Evaluating the impact of different sequence databases on metaproteome analysis: insights from a lab-assembled microbial mixture

Abstract

Metaproteomics enables the investigation of the protein repertoire expressed by complex microbial communities. However, to unleash its full potential, refinements in bioinformatic approaches for data analysis are still needed. In this context, sequence databases selection represents a major challenge. This work assessed the impact of different databases in metaproteomic investigations by using a mock microbial mixture including nine diverse bacterial and eukaryotic species, which was subjected to shotgun metaproteomic analysis. Then, both the microbial mixture and the single microorganisms were subjected to next generation sequencing to obtain experimental metagenomic- and genomic-derived databases, which were used along with public databases (namely, NCBI, UniProtKB/SwissProt and UniProtKB/TrEMBL, parsed at different taxonomic levels) to analyze the metaproteomic dataset. First, a quantitative comparison in terms of number and overlap of peptide identifications was carried out among all databases. As a result, only 35% of peptides were common to all database classes; moreover, genus/species-specific databases provided up to 17% more identifications compared to databases with generic taxonomy, while the metagenomic database enabled a slight increment in respect to public databases. Then, database behavior in terms of false discovery rate and peptide degeneracy was critically evaluated. Public databases with generic taxonomy exhibited a markedly different trend compared to the counterparts. Finally, the reliability of taxonomic attribution according to the lowest common ancestor approach (using MEGAN and Unipept software) was assessed. The level of misassignments varied among the different databases, and specific thresholds based on the number of taxon-specific peptides were established to minimize false positives.
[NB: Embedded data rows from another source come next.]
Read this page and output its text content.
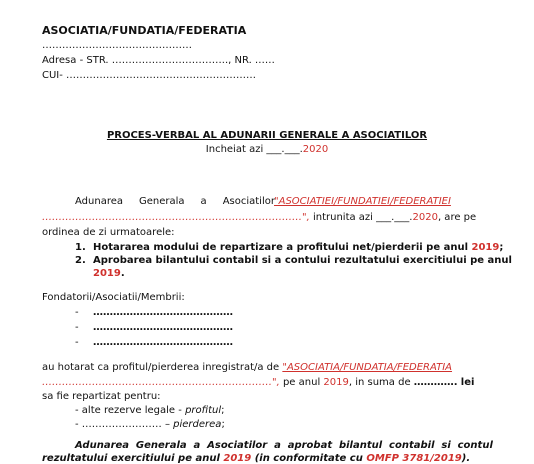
ASOCIATIA/FUNDATIA/FEDERATIA
………………………………………
Adresa - STR. …………………………….., NR. ……
CUI- …………………………………………………
PROCES-VERBAL AL ADUNARII GENERALE A ASOCIATILOR
Incheiat azi ___.___.2020
Adunarea Generala a Asociatilor "ASOCIATIEI/FUNDATIEI/FEDERATIEI
……………………………………………………………………", intrunita azi ___.___.2020, are pe
ordinea de zi urmatoarele:
1. Hotararea modului de repartizare a profitului net/pierderii pe anul 2019;
2. Aprobarea bilantului contabil si a contului rezultatului exercitiului pe anul
2019.
Fondatorii/Asociatii/Membrii:
- ……………………………………
- ……………………………………
- ……………………………………
au hotarat ca profitul/pierderea inregistrat/a de "ASOCIATIA/FUNDATIA/FEDERATIA
……………………………………………………………", pe anul 2019, in suma de …………. lei
sa fie repartizat pentru:
- alte rezerve legale - profitul;
- …………………… – pierderea;
Adunarea Generala a Asociatilor a aprobat bilantul contabil si contul
rezultatului exercitiului pe anul 2019 (in conformitate cu OMFP 3781/2019).
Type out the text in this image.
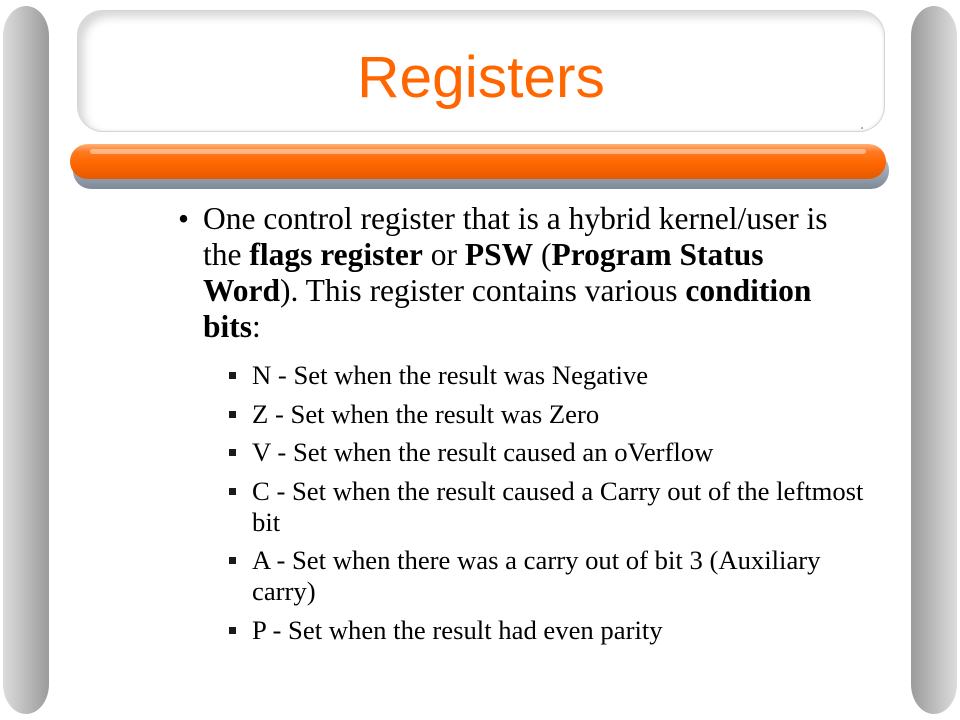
Registers
• One control register that is a hybrid kernel/user is the flags register or PSW (Program Status Word). This register contains various condition bits:
N - Set when the result was Negative
Z - Set when the result was Zero
V - Set when the result caused an oVerflow
C - Set when the result caused a Carry out of the leftmost bit
A - Set when there was a carry out of bit 3 (Auxiliary carry)
P - Set when the result had even parity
This study confirms that database selection has a significant impact in metaproteomics, and provides critical indications for improving depth and reliability of metaproteomic results. Specifically, the use of iterative searches and of suitable filters for taxonomic assignments is proposed with the aim of increasing coverage and trustworthiness of metaproteomic data.

Figure 1. Schematic illustration of the study workflow.

A) Experimental design. B) Database classes examined.

Figure 2. Comparison of metaproteomic data obtained with different databases.

A) Number of peptide sequences (left) and peptide-spectrum matches (PSMs, right) identified in the 9MM using different sequence databases (FDR<1%). B) Left, Venn diagram illustrating the peptide distribution among four different DB classes. Center, Venn diagram illustrating the peptide distribution among all NCBI-, TrEMBL- and SwissProt-based DBs used in this study. Right, Venn diagram illustrating the peptide distribution among all DBs with generic microbial taxonomy (BFV), genus-specific taxonomy (G), and species-specific taxonomy (S).

Figure 3. Evaluation of FDR behavior and peptide degeneracy using different databases.

A) Diagram plotting the number of peptides (left) and PSMs (right) identified with each database as a function of FDR thresholds based on the Percolator q-values. B) Bar graph showing the percentage increment in peptide (left) and PSM (right) identifications achieved with each database when increasing the FDR threshold from 1 to 5%. C) Bar graph illustrating the percentage of shared peptides (left) and PSMs (right) identified with each database at FDR<1%.

Figure 4. Reliability of taxonomic attribution using Unipept and MEGAN.

Bar graphs showing taxonomic distribution of family (top), genus (middle) and species (bottom) specific peptides identified with different DBs, according to Unipept (left) or MEGAN (right) LCA analysis. Red rectangles illustrate misassignments (i.e. attributions to taxa not actually present in the 9MM), with indication of their percentage for each DB. Bacterial taxa are represented by shades of blue, whereas yeast taxa by shades of green.

Figure 5. Improvement of the reliability of taxonomic attribution upon data filtering.

Histograms showing the number of families (top), genera (middle) and species (bottom) detected upon Unipept (left) or MEGAN (right) LCA analysis using different DBs, before and after the application of a filter based on the number of taxon-specific peptides (u, unfiltered; f, filtered). The threshold was set to 0.5% of the overall number of peptides unambiguously assigned to a taxon at a particular taxonomic rank level (family, genus or species). Correct and incorrect attributions are represented in green and red, respectively. The light blue lines and numbers correspond to the number of families, genera or species actually present in the 9MM.